You could probably accomplish this with hooks. You'd merge PRs into a special branch, let's call it special_merge. Your hook would see the merge on special_merge, add a commit to empty the special db_changes.sql file, and merge that into main. The PostRepositoryHook would seem to do it.

A - B - C [main][special_merge]
 \
  X - Y - Z [branch]

# merge the PR to special_merge

A - B --- C [main]
 \         \
  \         M [special_merge]
   \        /
   X - Y - Z [branch]

# hook detects a merge to special_merge.
# checks out the branch head.
# empties db_changes.sql
# commits (that's commit 0)

A - B --- C [main]
 \         \
  \         M [special_merge]
   \        /
   X - Y - Z - 0 [branch]

# hook merges branch into main
# hook resets special_merge to main

A - B --- C ------ N [main][special_merge]
 \                /
  \              /
   \            /
   X - Y - Z - 0 [branch]

There's a bunch of problems with this approach.

  1. It complicates the merge process.
  2. How are changes to the database schema handled? Where is it stored? How is it tested?
  3. What if a change needs to modify production data? Where is it stored? How is it tested?
  4. What you're testing is not what you're pushing to production.

There are two problems.

  1. Your database changes are not under version control and (presumably) are deployed using a different process than your code.
  2. You're relying on a fixed database to test diverse code.

If we fix both problems the problem goes away, deployments and testing are more robust, and the whole deployment pipeline can be automated.

What you're describing is on the way to schema migrations. Rather than having a fixed schema you temporarily modify, every change to the database is done this way. The schema is generated by running each change on an empty database. You can then dump a snapshot of your schema.

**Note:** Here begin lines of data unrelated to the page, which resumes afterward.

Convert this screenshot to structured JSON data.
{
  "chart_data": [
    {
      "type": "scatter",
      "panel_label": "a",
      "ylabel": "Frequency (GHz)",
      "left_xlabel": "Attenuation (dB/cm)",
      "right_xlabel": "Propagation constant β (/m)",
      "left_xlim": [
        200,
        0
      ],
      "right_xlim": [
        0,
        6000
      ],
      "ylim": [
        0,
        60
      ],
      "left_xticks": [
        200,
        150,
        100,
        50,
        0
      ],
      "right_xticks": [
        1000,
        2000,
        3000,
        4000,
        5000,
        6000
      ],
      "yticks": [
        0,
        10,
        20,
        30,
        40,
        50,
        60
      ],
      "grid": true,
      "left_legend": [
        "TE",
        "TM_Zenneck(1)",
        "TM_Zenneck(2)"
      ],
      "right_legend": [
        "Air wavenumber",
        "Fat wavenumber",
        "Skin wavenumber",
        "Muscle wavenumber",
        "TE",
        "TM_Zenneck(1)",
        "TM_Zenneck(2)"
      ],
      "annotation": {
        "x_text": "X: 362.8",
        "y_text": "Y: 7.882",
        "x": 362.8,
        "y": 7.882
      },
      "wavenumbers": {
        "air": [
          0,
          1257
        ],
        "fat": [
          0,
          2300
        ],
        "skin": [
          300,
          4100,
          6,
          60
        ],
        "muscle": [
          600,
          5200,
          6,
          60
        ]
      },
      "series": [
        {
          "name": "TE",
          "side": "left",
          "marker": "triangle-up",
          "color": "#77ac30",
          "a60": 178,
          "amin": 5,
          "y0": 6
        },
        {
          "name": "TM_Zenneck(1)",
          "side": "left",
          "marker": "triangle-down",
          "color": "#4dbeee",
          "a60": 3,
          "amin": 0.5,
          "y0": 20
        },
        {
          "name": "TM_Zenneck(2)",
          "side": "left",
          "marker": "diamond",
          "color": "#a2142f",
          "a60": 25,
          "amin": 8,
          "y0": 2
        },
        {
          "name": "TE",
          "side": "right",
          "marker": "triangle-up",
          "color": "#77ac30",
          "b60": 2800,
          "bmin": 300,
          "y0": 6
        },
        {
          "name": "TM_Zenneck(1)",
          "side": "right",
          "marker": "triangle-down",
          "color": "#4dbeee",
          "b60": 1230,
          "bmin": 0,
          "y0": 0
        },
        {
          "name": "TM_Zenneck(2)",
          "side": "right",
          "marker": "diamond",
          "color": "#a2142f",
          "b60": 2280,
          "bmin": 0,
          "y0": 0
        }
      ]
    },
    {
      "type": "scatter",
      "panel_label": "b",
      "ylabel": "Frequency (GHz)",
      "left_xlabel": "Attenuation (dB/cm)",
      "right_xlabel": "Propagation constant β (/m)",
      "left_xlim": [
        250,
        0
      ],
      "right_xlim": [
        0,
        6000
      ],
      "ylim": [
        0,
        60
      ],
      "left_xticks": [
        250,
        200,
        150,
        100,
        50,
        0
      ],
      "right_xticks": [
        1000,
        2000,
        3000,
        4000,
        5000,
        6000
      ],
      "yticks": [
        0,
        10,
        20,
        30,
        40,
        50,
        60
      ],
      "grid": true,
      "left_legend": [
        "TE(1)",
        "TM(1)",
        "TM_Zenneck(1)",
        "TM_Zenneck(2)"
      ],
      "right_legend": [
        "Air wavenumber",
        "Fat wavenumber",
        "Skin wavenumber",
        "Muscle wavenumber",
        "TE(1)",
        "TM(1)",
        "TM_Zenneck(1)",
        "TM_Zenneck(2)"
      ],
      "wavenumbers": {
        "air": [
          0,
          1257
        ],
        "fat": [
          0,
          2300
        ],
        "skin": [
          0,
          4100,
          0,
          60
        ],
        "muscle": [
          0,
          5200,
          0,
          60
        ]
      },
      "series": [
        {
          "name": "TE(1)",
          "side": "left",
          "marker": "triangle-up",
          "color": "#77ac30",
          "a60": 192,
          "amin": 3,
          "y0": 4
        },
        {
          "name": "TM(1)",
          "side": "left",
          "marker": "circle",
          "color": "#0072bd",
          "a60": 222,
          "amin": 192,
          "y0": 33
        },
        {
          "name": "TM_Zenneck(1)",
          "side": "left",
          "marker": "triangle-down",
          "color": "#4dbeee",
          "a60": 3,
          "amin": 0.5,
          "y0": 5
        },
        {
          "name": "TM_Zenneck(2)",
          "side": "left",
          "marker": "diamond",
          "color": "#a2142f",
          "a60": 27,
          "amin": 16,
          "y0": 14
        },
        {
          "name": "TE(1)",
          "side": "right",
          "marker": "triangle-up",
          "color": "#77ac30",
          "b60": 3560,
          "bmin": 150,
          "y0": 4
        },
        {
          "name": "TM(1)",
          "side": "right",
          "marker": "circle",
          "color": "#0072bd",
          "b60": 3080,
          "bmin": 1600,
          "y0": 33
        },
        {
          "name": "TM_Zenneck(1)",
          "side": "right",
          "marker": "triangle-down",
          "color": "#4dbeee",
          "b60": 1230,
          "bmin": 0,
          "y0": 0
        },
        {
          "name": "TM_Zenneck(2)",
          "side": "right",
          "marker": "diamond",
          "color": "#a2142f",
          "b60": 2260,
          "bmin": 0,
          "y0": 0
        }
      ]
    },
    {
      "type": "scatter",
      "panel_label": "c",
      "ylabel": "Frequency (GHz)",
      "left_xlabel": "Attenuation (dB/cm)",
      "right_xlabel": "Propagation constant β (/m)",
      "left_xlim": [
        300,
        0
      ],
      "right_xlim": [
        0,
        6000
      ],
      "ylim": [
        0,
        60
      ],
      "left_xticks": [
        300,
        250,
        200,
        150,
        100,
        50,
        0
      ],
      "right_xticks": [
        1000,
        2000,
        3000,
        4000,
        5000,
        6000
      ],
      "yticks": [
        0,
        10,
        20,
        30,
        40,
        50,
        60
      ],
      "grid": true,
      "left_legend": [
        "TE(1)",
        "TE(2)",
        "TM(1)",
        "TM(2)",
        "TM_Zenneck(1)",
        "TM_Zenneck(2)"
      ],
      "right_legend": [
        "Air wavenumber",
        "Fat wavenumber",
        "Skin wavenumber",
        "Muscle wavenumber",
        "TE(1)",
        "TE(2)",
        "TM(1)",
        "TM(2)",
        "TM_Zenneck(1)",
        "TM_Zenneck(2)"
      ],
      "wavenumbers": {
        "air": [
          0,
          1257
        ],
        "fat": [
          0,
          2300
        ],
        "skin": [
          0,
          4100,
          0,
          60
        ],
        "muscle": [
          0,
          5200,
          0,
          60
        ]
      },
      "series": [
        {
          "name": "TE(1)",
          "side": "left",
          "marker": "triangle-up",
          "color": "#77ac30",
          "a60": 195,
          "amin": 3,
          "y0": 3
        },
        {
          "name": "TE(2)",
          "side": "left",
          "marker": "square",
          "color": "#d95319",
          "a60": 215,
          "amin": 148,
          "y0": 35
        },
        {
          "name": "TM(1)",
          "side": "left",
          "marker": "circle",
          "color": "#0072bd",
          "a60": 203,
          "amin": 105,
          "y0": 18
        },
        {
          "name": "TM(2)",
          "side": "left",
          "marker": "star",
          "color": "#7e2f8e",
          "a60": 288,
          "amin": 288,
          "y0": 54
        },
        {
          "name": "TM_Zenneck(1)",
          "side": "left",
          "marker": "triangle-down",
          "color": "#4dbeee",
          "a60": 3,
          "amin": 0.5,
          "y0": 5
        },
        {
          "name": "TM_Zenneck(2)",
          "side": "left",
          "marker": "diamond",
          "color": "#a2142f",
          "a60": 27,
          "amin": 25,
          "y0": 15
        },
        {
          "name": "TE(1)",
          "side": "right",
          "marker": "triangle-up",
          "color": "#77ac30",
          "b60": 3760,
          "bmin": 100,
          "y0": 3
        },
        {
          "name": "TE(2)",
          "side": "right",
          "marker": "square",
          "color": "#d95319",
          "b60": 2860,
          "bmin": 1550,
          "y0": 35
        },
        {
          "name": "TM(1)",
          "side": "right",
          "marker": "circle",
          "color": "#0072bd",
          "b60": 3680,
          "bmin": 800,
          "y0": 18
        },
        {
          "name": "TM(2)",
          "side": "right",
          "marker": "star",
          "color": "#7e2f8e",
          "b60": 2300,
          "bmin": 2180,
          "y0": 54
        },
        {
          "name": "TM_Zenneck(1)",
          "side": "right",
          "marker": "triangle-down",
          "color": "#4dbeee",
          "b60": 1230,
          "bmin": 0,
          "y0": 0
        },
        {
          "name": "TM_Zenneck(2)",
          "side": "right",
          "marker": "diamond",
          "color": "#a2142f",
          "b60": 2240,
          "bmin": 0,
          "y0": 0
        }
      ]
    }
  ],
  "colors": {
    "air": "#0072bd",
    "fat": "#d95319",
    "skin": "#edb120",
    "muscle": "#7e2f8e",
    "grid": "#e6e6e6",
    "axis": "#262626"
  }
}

For example, your first schema migration would create the database as it currently exists. In development and testing, this is used to generate a schema and create the database (and normally would be used to create the initial production database). This database has no data, except a table for tracking which migrations have already been applied.

Tests always start with no data. Developers writing tests use tools such as factory_bot to generate test data and populate the database. The database is emptied between tests, at as fine a grain as possible, usually by rolling back a transaction. This avoids a failing test from messing up the database, each test starts from a known clean state.

If a developer wants to make a change to the schema, they write a new schema migration. For example, a branch might include a schema migration with an alter table to add a new column. As before, all migrations are run in order to create the database for dev and testing.

Deploying this change in production means running the unapplied schema migrations in order first on a staging database which does have sample data similar to production (this could be a production snapshot, but be careful of exposing PII to your devs and testers). Once its known to work on staging, the new migrations are then applied to production.

In this way dev, test, and production schemas can be tested and kept in sync automatically. Tests won't accidentally leave data to confuse other tests. Tests can insert and delete any data they want. Branches can make any changes to the database as necessary. Sensitive production data doesn't accidentally leak into dev and testing.

  • dev - developers creates fresh, empty databases to develop and work on using test factories to populate them with data
  • testing - same as dev
  • staging - staging has an existing database with production-like data and only applies new schema migrations, this tests production deployment
  • production - same as staging

Testing confirms the code and schema will work before merging. Staging confirms the schema changes will work with a live database before deploying.

Many ORMs and frameworks support this workflow out of the box, and there are stand-alone tools such as Sqitch.